Your content is the product. You need negotiating leverage for licensing, EU DSM Article 4 opt-out preserved as a legal artifact, or evidence positioning in pending litigation. Blocking training is the load-bearing signal.
# Publisher default · 2026
# Opt out of LLM training (MEMORY)
User-agent: GPTBot
User-agent: ClaudeBot
User-agent: PerplexityBot
User-agent: CCBot
User-agent: Bytespider
User-agent: Meta-ExternalAgent
User-agent: Google-Extended
User-agent: Applebot-Extended
Disallow: /
# Allow search index + live retrieval (SEARCH + FETCH)
User-agent: OAI-SearchBot
User-agent: Claude-SearchBot
User-agent: ChatGPT-User
User-agent: Claude-User
User-agent: Perplexity-User
User-agent: Meta-ExternalFetcher
User-agent: Amazonbot
User-agent: Applebot
Allow: /
The reasoning: Should you block AI bots? — the publisher decision framework.

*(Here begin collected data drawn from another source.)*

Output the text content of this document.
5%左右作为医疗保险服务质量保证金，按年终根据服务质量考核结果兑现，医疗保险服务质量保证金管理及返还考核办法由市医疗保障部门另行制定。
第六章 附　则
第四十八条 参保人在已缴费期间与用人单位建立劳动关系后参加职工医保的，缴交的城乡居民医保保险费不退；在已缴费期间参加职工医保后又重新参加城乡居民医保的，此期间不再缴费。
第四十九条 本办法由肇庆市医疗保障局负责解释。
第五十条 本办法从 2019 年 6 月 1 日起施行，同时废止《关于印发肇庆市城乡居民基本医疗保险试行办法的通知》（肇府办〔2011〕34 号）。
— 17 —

A few rules that hold on either side. Reverse-DNS verification is mandatory — UA-only matching is spoofable in seconds. Every per-bot page below lists the vendor-published IP-range source, and the implementation recipes for nginx, Cloudflare, Fastly, Vercel, AWS and Apache are documented in their own post. PrerenderProxy ships this rDNS + IP-range allowlist natively — every classified-as-bot request is verified before it is served the rendered HTML, with no UA-only mode shipped. Most of the blocking that actually affects AI visibility today happens in WAF rules, not robots.txt, so audit the managed rule before assuming your robots.txt is the operative gate. And Bytespider goes on the blocklist either way: aggressive crawl patterns, no documented value exchange.